In my opinion, no way! There is much scientific evidence which shows that many illegal drugs are much, much less harmful than alcohol, tobacco and prescription drugs. All of which are legal. (NHS “A summary of the health harms of drugs”). Where is the sense in this? Prohibition is far more harmful to the drug user than the drug itself. The problem should be tackled by regulation and medical support where appropriate. There is nothing more shocking than the prohibition of cannabis which is the finest natural medicine known to mankind for over 5,000 years. Millions of harmless medicinal users are condemned to be criminals for using a simple and much maligned plant. Cannabis is well known as a cure for cancer. But the pharmaceutical companies don’t want people to get better, that won’t make them money.

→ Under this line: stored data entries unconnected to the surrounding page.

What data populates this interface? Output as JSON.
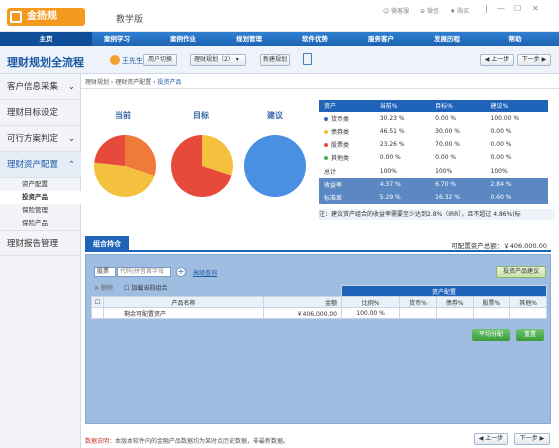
{
  "app": {
    "logo_text": "金扬规",
    "edition": "教学版"
  },
  "top_commands": [
    {
      "label": "微客服"
    },
    {
      "label": "微信"
    },
    {
      "label": "购买"
    }
  ],
  "window_controls": [
    "|",
    "—",
    "☐",
    "✕"
  ],
  "main_nav": [
    "主页",
    "案例学习",
    "案例作业",
    "规划管理",
    "软件优势",
    "服务客户",
    "发展历程",
    "帮助"
  ],
  "subbar": {
    "title": "理财规划全流程",
    "user": "王先生",
    "switch_user": "用户切换",
    "plan_select": "理财规划（2）",
    "new_plan": "新建规划",
    "prev": "上一步",
    "next": "下一步"
  },
  "sidebar": {
    "items": [
      {
        "label": "客户信息采集",
        "arrow": "⌄"
      },
      {
        "label": "理财目标设定",
        "arrow": ""
      },
      {
        "label": "可行方案判定",
        "arrow": "⌄"
      },
      {
        "label": "理财资产配置",
        "arrow": "⌃"
      },
      {
        "label": "理财报告管理",
        "arrow": ""
      }
    ],
    "subitems": [
      "资产配置",
      "投资产品",
      "保险管理",
      "保险产品"
    ]
  },
  "breadcrumb": [
    "理财规划",
    "理财资产配置",
    "投资产品"
  ],
  "pies": {
    "labels": [
      "当前",
      "目标",
      "建议"
    ],
    "colors": {
      "cash": "#f4c13f",
      "bond": "#f07a3a",
      "stock": "#e7493b",
      "other": "#4a90e2"
    }
  },
  "allocation": {
    "headers": [
      "资产",
      "当前%",
      "目标%",
      "建议%"
    ],
    "rows": [
      {
        "name": "货币类",
        "color": "#2a6db8",
        "current": "30.23 %",
        "target": "0.00 %",
        "suggest": "100.00 %"
      },
      {
        "name": "债券类",
        "color": "#f4c13f",
        "current": "46.51 %",
        "target": "30.00 %",
        "suggest": "0.00 %"
      },
      {
        "name": "股票类",
        "color": "#e7493b",
        "current": "23.26 %",
        "target": "70.00 %",
        "suggest": "0.00 %"
      },
      {
        "name": "其他类",
        "color": "#4caf50",
        "current": "0.00 %",
        "target": "0.00 %",
        "suggest": "0.00 %"
      }
    ],
    "total": {
      "name": "总计",
      "current": "100%",
      "target": "100%",
      "suggest": "100%"
    },
    "rate": {
      "name": "收益率",
      "current": "4.37 %",
      "target": "6.70 %",
      "suggest": "2.84 %"
    },
    "std": {
      "name": "标准差",
      "current": "5.29 %",
      "target": "16.32 %",
      "suggest": "0.60 %"
    }
  },
  "note": "注：建议资产组合的收益率需要至少达到2.8%（IRR），且不超过 4.86%(标",
  "portfolio": {
    "tab": "组合持仓",
    "available": "可配置资产总额：￥406,000.00",
    "filter": "股票",
    "search_placeholder": "代码|拼音首字母",
    "add": "+",
    "adv_query": "高级查询",
    "delete": "删除",
    "join": "加载当前组合",
    "product_advice": "投资产品建议",
    "alloc_header": "资产配置",
    "columns": [
      "产品名称",
      "金额",
      "比例%",
      "货币%",
      "债券%",
      "股票%",
      "其他%"
    ],
    "row": {
      "name": "剩余可配置资产",
      "amount": "￥406,000.00",
      "ratio": "100.00 %"
    },
    "avg_btn": "平均分配",
    "reset_btn": "重置"
  },
  "footer": {
    "note_label": "数据说明：",
    "note": "本版本软件内的金融产品数据均为某时点历史数据，非最新数据。",
    "prev": "上一步",
    "next": "下一步"
  }
}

4. The independence and quality of expert advice which is being given to the government?

Successive governments have received expert advice and have ignored it. Professor Nutt was sacked for expert opinion. Just recently when Professor Les Iversen of the Advisory Council on Misuse of Drugs (ACMD) advised that drugs should be decriminalised, the government immediately said it would be ignoring his advice.

5. Whether drug-related policing and expenditure is likely to decrease in line with police budgets and what impact this may have?

According to the IDMU report Taxing the UK Cannabis Market; £500 million is spent every year on the criminal justice system for cannabis alone, of which £200 million is for police costs. This is absurd waste of money and resources on a system which has clearly failed, and would be much better spent on rehabilitation and healthcare.

6. The cost effectiveness of different policies to reduce drug usage

The above IDMU report also showed that when cannabis was reclassified to “C” consumption decreased, and when reclassified to “B” consumption rose again. The more a drug is prohibited, the more desirable it becomes. Once again current policy is failing!

7. The relationship between drug and alcohol abuse

Alcohol and tobacco are the worst of all drugs which kill billions worldwide. Alcohol is the most addictive and dangerous, most serious public health issue of our day. If the authorities allow unfettered widespread alcohol use, why would those users think twice about using other drugs which they know are less harmful. It is my opinion that alcohol is the biggest gateway drug. Whereas, cannabis can be used as a safe, effective, and non toxic treatment for alcoholism and drug addiction.

8. The comparative harm and cost of legal and illegal drugs

Why are the worst drugs of all, alcohol and tobacco not controlled under the Misuse of Drugs Act 1971? They are clearly more harmful than many illegal drugs in particular cannabis, which is non toxic and impossible to overdose on.

9. The links between drugs, organised crime and terrorism

The government’s drug policy funds organised crime worldwide. Here in Britain just the cannabis industry is estimated to be worth around £6.7 billion. This is an industry simply abandoned to be run by criminals, often using human trafficked labour, to produce a poor quality product. Just think that with decriminalisation, for instance, prostitution would be largely wiped out.

10. Whether detailed consideration ought to be given to alternative ways of tackling the drugs dilemma, as recommended by the Select Committee in 2002 (The Government’s Drugs Policy: Is It Working?, HC 318, 2001–02) and the Justice Committee’s 2010 Report on justice reinvestment (Cutting crime: the case for justice reinvestment, HC 94, 2009–10).”

In my opinion the whole of the drugs industry should be brought under control with legalisation. Money should be put into education, prevention and rehabilitative care instead of criminalisation

11. Summary

1.I am a passionate believer in drug laws reform.

2.Billions are spent on policing, and prosecuting people for using substances far less harmful than alcohol.

3.When there is much scientific evidence which shows that many illegal drugs are much, much less harmful than alcohol, tobacco and prescription drugs.

4.Successive governments have received expert advice and have ignored it.

5.£500 million is spent every year on the criminal justice system for cannabis alone, of which £200 million is for police costs.

6.The more a drug is prohibited, the more desirable it becomes.

7.Alcohol is the most addictive and dangerous, most serious public health issue of our day.

8.Why are alcohol and tobacco not controlled under the Misuse of Drugs Act 1971?

9.The government’s drug policy funds organised crime worldwide.

10.In my opinion the whole of the drugs industry should be brought under control with legalisation.